Onların düzgün insan olamadığı yerde hiçbir sistemin çalışmayacağını anlamamak da öyle. Endişeli insanların oluşturduğu kalabalıkların, kimsenin hayrına olmadığını görmek lazım.

Yukardakini söylemeyen, en azından hayalini kurmayan insanın ahlakından şüphe ederim. Yani insanların, geçmişleri veya çalışmaları ne olursa olsun, aç kalmaktan korkmadan yaşama imkanı olmalı. Yiyecek ekmek için, okul için, yakacak için çalışmak zorunda olan insanın, ahlakî sorumlulukları en aza inmiştir. Bunları edinmek sözkonusu olduğunda, bunlar için eğilip bükülmesi, haksızlığa, sahtekarlığa, denetimsizliğe, rüşvetçiliğe karşı çıkmasını beklemek safdilliktir.


Bununla beraber, tabii ki, nasıl olacak? sorusu sorulacak. Ahlaklı kişi herkesin ekmek bulduğu bir dünyayı ister ve akıllı kişi bunun nasıl mümkün olacağını soruşturur. 19 ve 20. yüzyıl kalıntısı plancılıktan fazlasına kafası çalışmayanların, hayali doğrudan kendi sloganlarına bağlaması acelecilik.

Herkesin temel ihtiyaçlarını karşılamak, herkese düşer derken, bunun nasılı üzerinde bir iki kelam etmek lazım.

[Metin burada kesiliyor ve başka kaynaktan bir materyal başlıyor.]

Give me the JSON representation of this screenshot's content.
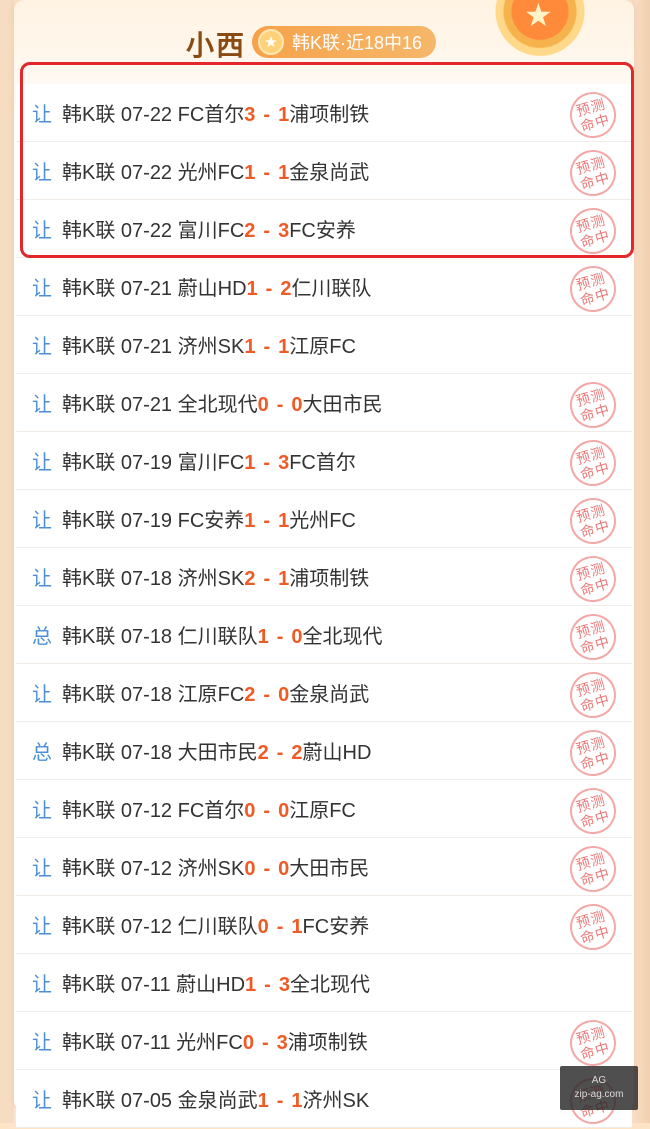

Özel mülkiyetin yerini alabilecek herhangi bir kavram mevcut değil. İnsan, dünyasını değiştirme gücüne sahip bildiğimiz tek canlı türü olduğuna ve bu dünyayı değiştirme gücünün hukuki karşılığına mülkiyet dediğimize göre, daha bir süre, mülkiyetsizlik rüyası görenler, uyumaya devam etmek zorunda. Adını ne koyarsanız koyun, eğer bir insanın, bir nesneyi tüketmesi veya değiştirmesi, toplumdan tepki görmüyorsa, o insan o nesnenin malikidir. Bu değiştirme belki adına mülkiyet denmeyen, ancak başka bürokratik mekanizmaların verdiği yetkilerle kullanılmaktadır veyahut bir kişinin değil, bir kurulun kararıyla gerçekleşmektedir ancak bunların hepsinde, bir nesne üzerinde tasarrufa sahip insanların sayısı, toplumun geneline nazaran hayli azdır. Mülkiyeti yok eden plancılığın, dünya şartlarına ve insan psikolojisine uymayan tarafları bir yana, adını başka bir şey yapıp, mülkiyetin sorunlarını güya çözdüğünü iddia etmesi ayrı bir mesele.

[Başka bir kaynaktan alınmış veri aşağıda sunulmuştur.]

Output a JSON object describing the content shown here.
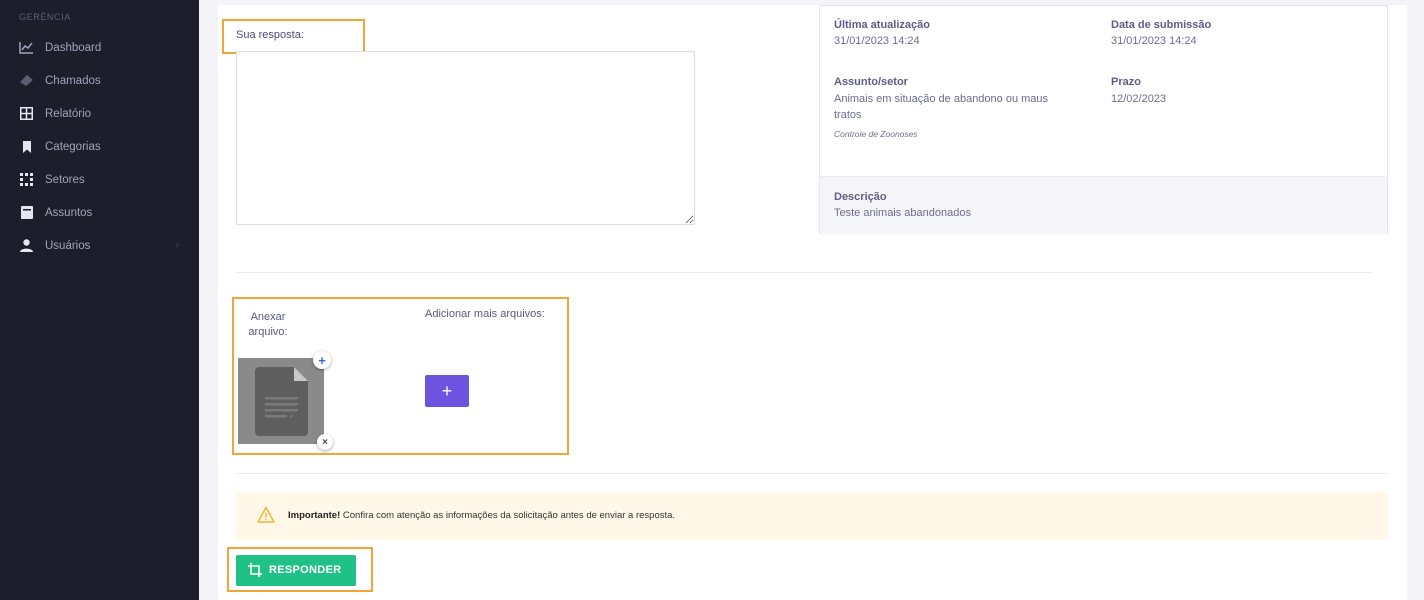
{
  "sidebar": {
    "section_title": "GERÊNCIA",
    "items": [
      {
        "label": "Dashboard",
        "icon": "chart-line-icon"
      },
      {
        "label": "Chamados",
        "icon": "ticket-icon"
      },
      {
        "label": "Relatório",
        "icon": "grid-icon"
      },
      {
        "label": "Categorias",
        "icon": "bookmark-icon"
      },
      {
        "label": "Setores",
        "icon": "dots-grid-icon"
      },
      {
        "label": "Assuntos",
        "icon": "book-icon"
      },
      {
        "label": "Usuários",
        "icon": "user-icon",
        "arrow": "›"
      }
    ]
  },
  "answer": {
    "label": "Sua resposta:",
    "value": ""
  },
  "info": {
    "last_update_title": "Última atualização",
    "last_update_value": "31/01/2023 14:24",
    "submission_title": "Data de submissão",
    "submission_value": "31/01/2023 14:24",
    "subject_title": "Assunto/setor",
    "subject_value": "Animais em situação de abandono ou maus tratos",
    "subject_sector": "Controle de Zoonoses",
    "deadline_title": "Prazo",
    "deadline_value": "12/02/2023",
    "description_title": "Descrição",
    "description_value": "Teste animais abandonados"
  },
  "attachments": {
    "attach_label": "Anexar arquivo:",
    "add_more_label": "Adicionar mais arquivos:",
    "add_badge": "+",
    "remove_badge": "×",
    "add_more_button": "+"
  },
  "alert": {
    "strong": "Importante!",
    "text": " Confira com atenção as informações da solicitação antes de enviar a resposta."
  },
  "actions": {
    "respond_label": "RESPONDER"
  },
  "colors": {
    "sidebar_bg": "#1e1d2b",
    "highlight": "#f0a43a",
    "primary": "#6c54e0",
    "success": "#1fc187",
    "alert_bg": "#fff8e8"
  }
}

Böyle bir aklın, neden, bir büyük bir ekonomik organizasyonun en tepesinde bulunmayı hakettiğinin açıklaması yok. Ahlaken ve ekonomik olarak en doğru şey değil. Yüzyıllar öncesinin adetlerinden gelen, o zamanlar en makul çözüm olduğu için tutmuş ancak günümüz fantastik ekonomi dünyasında manasını kaybetmiş bir kavrama dayanıyor: Miras.

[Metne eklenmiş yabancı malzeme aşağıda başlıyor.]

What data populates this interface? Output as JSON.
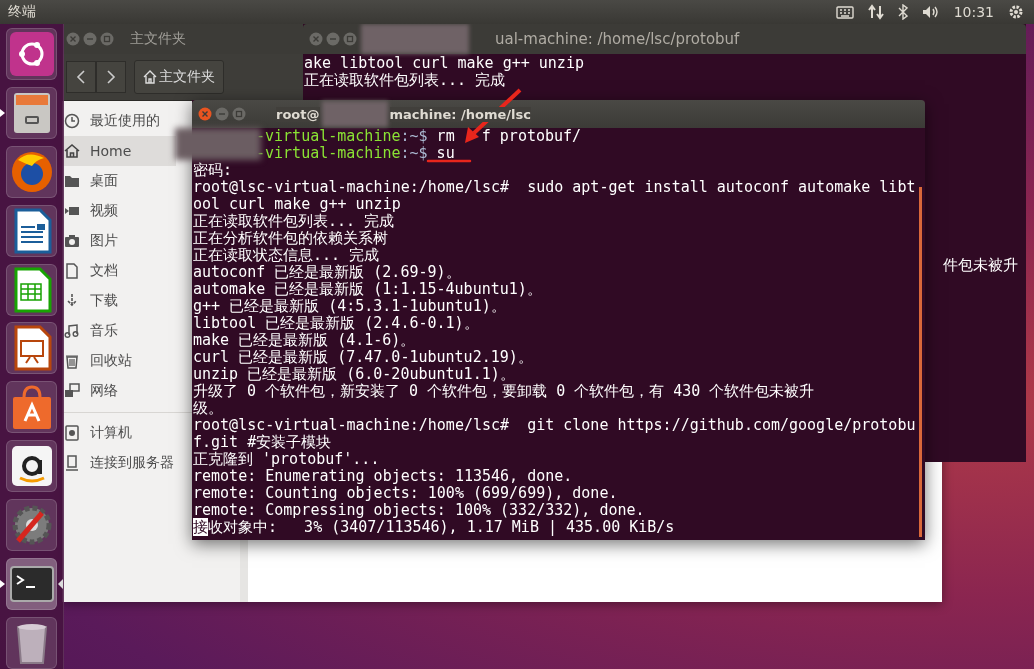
{
  "top_panel": {
    "app_title": "终端",
    "clock": "10:31"
  },
  "launcher": {
    "items": [
      {
        "kind": "dash",
        "running": false,
        "focused": false
      },
      {
        "kind": "files",
        "running": true,
        "focused": false
      },
      {
        "kind": "browser",
        "running": false,
        "focused": false
      },
      {
        "kind": "writer",
        "running": false,
        "focused": false
      },
      {
        "kind": "calc",
        "running": false,
        "focused": false
      },
      {
        "kind": "impress",
        "running": false,
        "focused": false
      },
      {
        "kind": "store",
        "running": false,
        "focused": false
      },
      {
        "kind": "amazon",
        "running": false,
        "focused": false
      },
      {
        "kind": "settings",
        "running": false,
        "focused": false
      },
      {
        "kind": "terminal",
        "running": true,
        "focused": true
      },
      {
        "kind": "trash",
        "running": false,
        "focused": false
      }
    ]
  },
  "file_manager": {
    "title": "主文件夹",
    "path_button": "主文件夹",
    "sections": [
      {
        "items": [
          {
            "kind": "recent",
            "label": "最近使用的",
            "selected": false
          },
          {
            "kind": "home",
            "label": "Home",
            "selected": true
          },
          {
            "kind": "folder",
            "label": "桌面",
            "selected": false
          },
          {
            "kind": "video",
            "label": "视频",
            "selected": false
          },
          {
            "kind": "camera",
            "label": "图片",
            "selected": false
          },
          {
            "kind": "document",
            "label": "文档",
            "selected": false
          },
          {
            "kind": "download",
            "label": "下载",
            "selected": false
          },
          {
            "kind": "music",
            "label": "音乐",
            "selected": false
          },
          {
            "kind": "trash",
            "label": "回收站",
            "selected": false
          },
          {
            "kind": "network",
            "label": "网络",
            "selected": false
          }
        ]
      },
      {
        "items": [
          {
            "kind": "computer",
            "label": "计算机",
            "selected": false
          },
          {
            "kind": "server",
            "label": "连接到服务器",
            "selected": false
          }
        ]
      }
    ]
  },
  "back_terminal": {
    "title": "ual-machine: /home/lsc/protobuf",
    "lines": [
      "ake libtool curl make g++ unzip",
      "正在读取软件包列表... 完成"
    ],
    "fragment": "件包未被升"
  },
  "front_terminal": {
    "title_start": "root@",
    "title_end": "machine: /home/lsc",
    "lines": [
      {
        "kind": "prompt",
        "user": "-virtual-machine",
        "path": ":~$",
        "command": " rm",
        "command_tail": "f protobuf/"
      },
      {
        "kind": "prompt",
        "user": "-virtual-machine",
        "path": ":~$",
        "command": " su"
      },
      {
        "kind": "output",
        "text": "密码:"
      },
      {
        "kind": "output",
        "text": "root@lsc-virtual-machine:/home/lsc#  sudo apt-get install autoconf automake libt"
      },
      {
        "kind": "output",
        "text": "ool curl make g++ unzip"
      },
      {
        "kind": "output",
        "text": "正在读取软件包列表... 完成"
      },
      {
        "kind": "output",
        "text": "正在分析软件包的依赖关系树"
      },
      {
        "kind": "output",
        "text": "正在读取状态信息... 完成"
      },
      {
        "kind": "output",
        "text": "autoconf 已经是最新版 (2.69-9)。"
      },
      {
        "kind": "output",
        "text": "automake 已经是最新版 (1:1.15-4ubuntu1)。"
      },
      {
        "kind": "output",
        "text": "g++ 已经是最新版 (4:5.3.1-1ubuntu1)。"
      },
      {
        "kind": "output",
        "text": "libtool 已经是最新版 (2.4.6-0.1)。"
      },
      {
        "kind": "output",
        "text": "make 已经是最新版 (4.1-6)。"
      },
      {
        "kind": "output",
        "text": "curl 已经是最新版 (7.47.0-1ubuntu2.19)。"
      },
      {
        "kind": "output",
        "text": "unzip 已经是最新版 (6.0-20ubuntu1.1)。"
      },
      {
        "kind": "output",
        "text": "升级了 0 个软件包，新安装了 0 个软件包，要卸载 0 个软件包，有 430 个软件包未被升"
      },
      {
        "kind": "output",
        "text": "级。"
      },
      {
        "kind": "output",
        "text": "root@lsc-virtual-machine:/home/lsc#  git clone https://github.com/google/protobu"
      },
      {
        "kind": "output",
        "text": "f.git #安装子模块"
      },
      {
        "kind": "output",
        "text": "正克隆到 'protobuf'..."
      },
      {
        "kind": "output",
        "text": "remote: Enumerating objects: 113546, done."
      },
      {
        "kind": "output",
        "text": "remote: Counting objects: 100% (699/699), done."
      },
      {
        "kind": "output",
        "text": "remote: Compressing objects: 100% (332/332), done."
      },
      {
        "kind": "cursor",
        "cursor": "接",
        "text": "收对象中:   3% (3407/113546), 1.17 MiB | 435.00 KiB/s"
      }
    ]
  }
}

Bununla beraber bu mülkiyetin nasıl el değiştireceğini, kimden kime nasıl akacağını ıslah etmek mümkün. Bu akışı doğru şekilde yaparsanız, büyük mülkiyet sahiplerinin, ekonomik organizasyonlar üzerindeki mülkiyetin, malikleri öldükten sonra herkese kalmasının yolunu açarsanız, herkesin temel ihtiyaçlarını karşılayacak bir sistem de oluşturabilirsiniz.


Yazının bundan sonrasını yazmadım. Normal şartlar altında kırpıp bir şeyler yapmaya çalışırdım ama gidişi de pek kısa sürecek gibi değildi. O sebeple böyle kaldı.